Susan Gregurick, NIH’s Associate Director for Data Science and Director of the Office of Data Strategy, discussed the strategic plan’s five pillars, and how the agency is utilizing the cloud to ensure that plan is executed effectively. She also talked about how her office is engaging new technologies like artificial intelligence and cloud services to provide data quickly, cheaply, and securely.
Gregurick referred to the strategic plan – which was implemented in 2018 – as a “living North Star” for NIH. The plan’s five pillars focus on:
- Data infrastructure;
- Creating a “fair and care” data ecosystem – enhancing fair and findable data and taking care of it;
- Leveraging technologies in other fields or agencies;
- Building a strong and diverse data science workforce; and
- Sustaining data policies.
The second pillar – creating a “fair and care” data ecosystem – was one of the main topics during the conversation. Gregurick spoke passionately about providing researchers easy and affordable access to important data – like COVID-19 infections, for example. Leveraging new technologies, she said, is the best way to do this.
Currently, it takes a minimum of two weeks for researchers to gain access to data after they request it. But, according to Gregurick, NIH will be linking its data platforms to the cloud at the end of the current fiscal year to give researchers real time access to the information.
“At least within a 24-hour turnaround, and I think we can do it,” she said of the hoped-for access window. “Making that near to real time data access is a priority and leveraging the cloud … infrastructure is another way to do that.”
Gregurick said he believes the future of data science is a “data mesh” of interconnections between NIH and other Federal agencies, and that means breaking down data silos.

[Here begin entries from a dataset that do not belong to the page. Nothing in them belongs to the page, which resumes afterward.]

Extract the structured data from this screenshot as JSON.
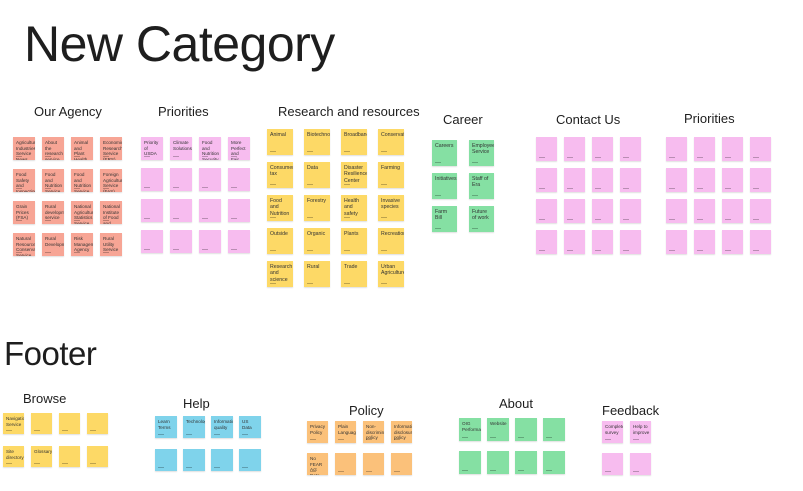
{
  "page_title": "New Category",
  "footer_title": "Footer",
  "colors": {
    "salmon": "#f7a595",
    "pink": "#f7bcef",
    "yellow": "#fdd966",
    "green": "#85e0a3",
    "blue": "#7fd3eb",
    "orange": "#fbc17a"
  },
  "groups": [
    {
      "id": "our-agency",
      "title": "Our Agency",
      "color": "salmon",
      "notes": [
        "Agricultural Industries Service News",
        "About the research service (ARS)",
        "Animal and Plant Health Inspection Service (APHIS)",
        "Economic Research Service (ERS)",
        "Food Safety and Inspection Service (FSIS)",
        "Food and Nutrition Service",
        "Food and Nutrition Service (USDA)",
        "Foreign Agricultural Service (FAS)",
        "Grain Prices (FSA)",
        "Rural development service",
        "National Agricultural Statistics Service (NASS)",
        "National Institute of Food and Agriculture (NIFA)",
        "Natural Resources Conservation Service (NRCS)",
        "Rural Development",
        "Risk Management Agency",
        "Rural Utility Service"
      ]
    },
    {
      "id": "priorities-1",
      "title": "Priorities",
      "color": "pink",
      "notes": [
        "Priority of USDA",
        "Climate Solutions",
        "Food and Nutrition Security",
        "More Perfect and Fair Market Opportunities",
        "",
        "",
        "",
        "",
        "",
        "",
        "",
        "",
        "",
        "",
        "",
        ""
      ]
    },
    {
      "id": "research",
      "title": "Research and resources",
      "color": "yellow",
      "notes": [
        "Animal",
        "Biotechnology",
        "Broadband",
        "Conservation",
        "Consumer tax",
        "Data",
        "Disaster Resilience Center",
        "Farming",
        "Food and Nutrition",
        "Forestry",
        "Health and safety",
        "Invasive species",
        "Outside",
        "Organic",
        "Plants",
        "Recreation",
        "Research and science",
        "Rural",
        "Trade",
        "Urban Agriculture"
      ]
    },
    {
      "id": "career",
      "title": "Career",
      "color": "green",
      "notes": [
        "Careers",
        "Employee Service",
        "Initiatives",
        "Staff of Era",
        "Farm Bill",
        "Future of work"
      ]
    },
    {
      "id": "contact",
      "title": "Contact Us",
      "color": "pink",
      "notes": [
        "",
        "",
        "",
        "",
        "",
        "",
        "",
        "",
        "",
        "",
        "",
        "",
        "",
        "",
        "",
        ""
      ]
    },
    {
      "id": "priorities-2",
      "title": "Priorities",
      "color": "pink",
      "notes": [
        "",
        "",
        "",
        "",
        "",
        "",
        "",
        "",
        "",
        "",
        "",
        "",
        "",
        "",
        "",
        ""
      ]
    },
    {
      "id": "browse",
      "title": "Browse",
      "color": "yellow",
      "notes": [
        "Navigation Service",
        "",
        "",
        "",
        "Site directory",
        "Glossary",
        "",
        ""
      ]
    },
    {
      "id": "help",
      "title": "Help",
      "color": "blue",
      "notes": [
        "Learn Terms",
        "Technology",
        "Information quality",
        "US Data",
        "",
        "",
        "",
        ""
      ]
    },
    {
      "id": "policy",
      "title": "Policy",
      "color": "orange",
      "notes": [
        "Privacy Policy",
        "Plain Language",
        "Non-discrimination policy",
        "Information disclosure policy",
        "No FEAR Act Data",
        "",
        "",
        ""
      ]
    },
    {
      "id": "about",
      "title": "About",
      "color": "green",
      "notes": [
        "OIG Performance",
        "Website",
        "",
        "",
        "",
        "",
        "",
        ""
      ]
    },
    {
      "id": "feedback",
      "title": "Feedback",
      "color": "pink",
      "notes": [
        "Complete survey",
        "Help to improve",
        "",
        ""
      ]
    }
  ]
}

“[The cloud] has not only made it possible for us to talk about data, but for us to really realistically share data as well to enable collaborations,” Gregurick said. “That’s something we’re pushing forward aggressively this year.”

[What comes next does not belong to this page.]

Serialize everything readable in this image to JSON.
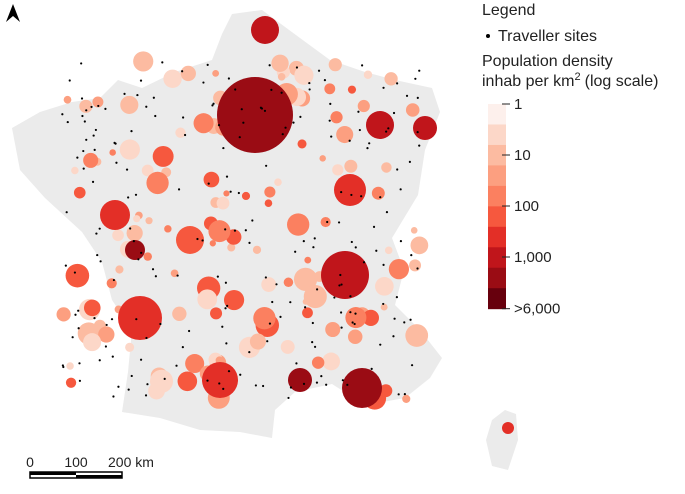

Breaking down these siloed data sets will allow NIH to build the platforms necessary for specific missions, but also connect to larger systems in a very economic and facile way, she said.
The NIH currently has 173 petabytes of data across three cloud platforms, Gregurick explained. By leveraging the cloud, NIH was able to save $10 million in data storage, she said.
“The other benefit of being in the cloud is just the scale in which analytics can run,” Gregurick said. “There is a lot of ways in which you can figure your analytics in the cloud. You can optimize for different things, and you can really do some high-powered analytics at a really reasonable rate.”
She continued, “I know there’s a lack of understanding about how to use the cloud. But I think once you explore it, you’ll find that in some cases this is a really very, very powerful tool.”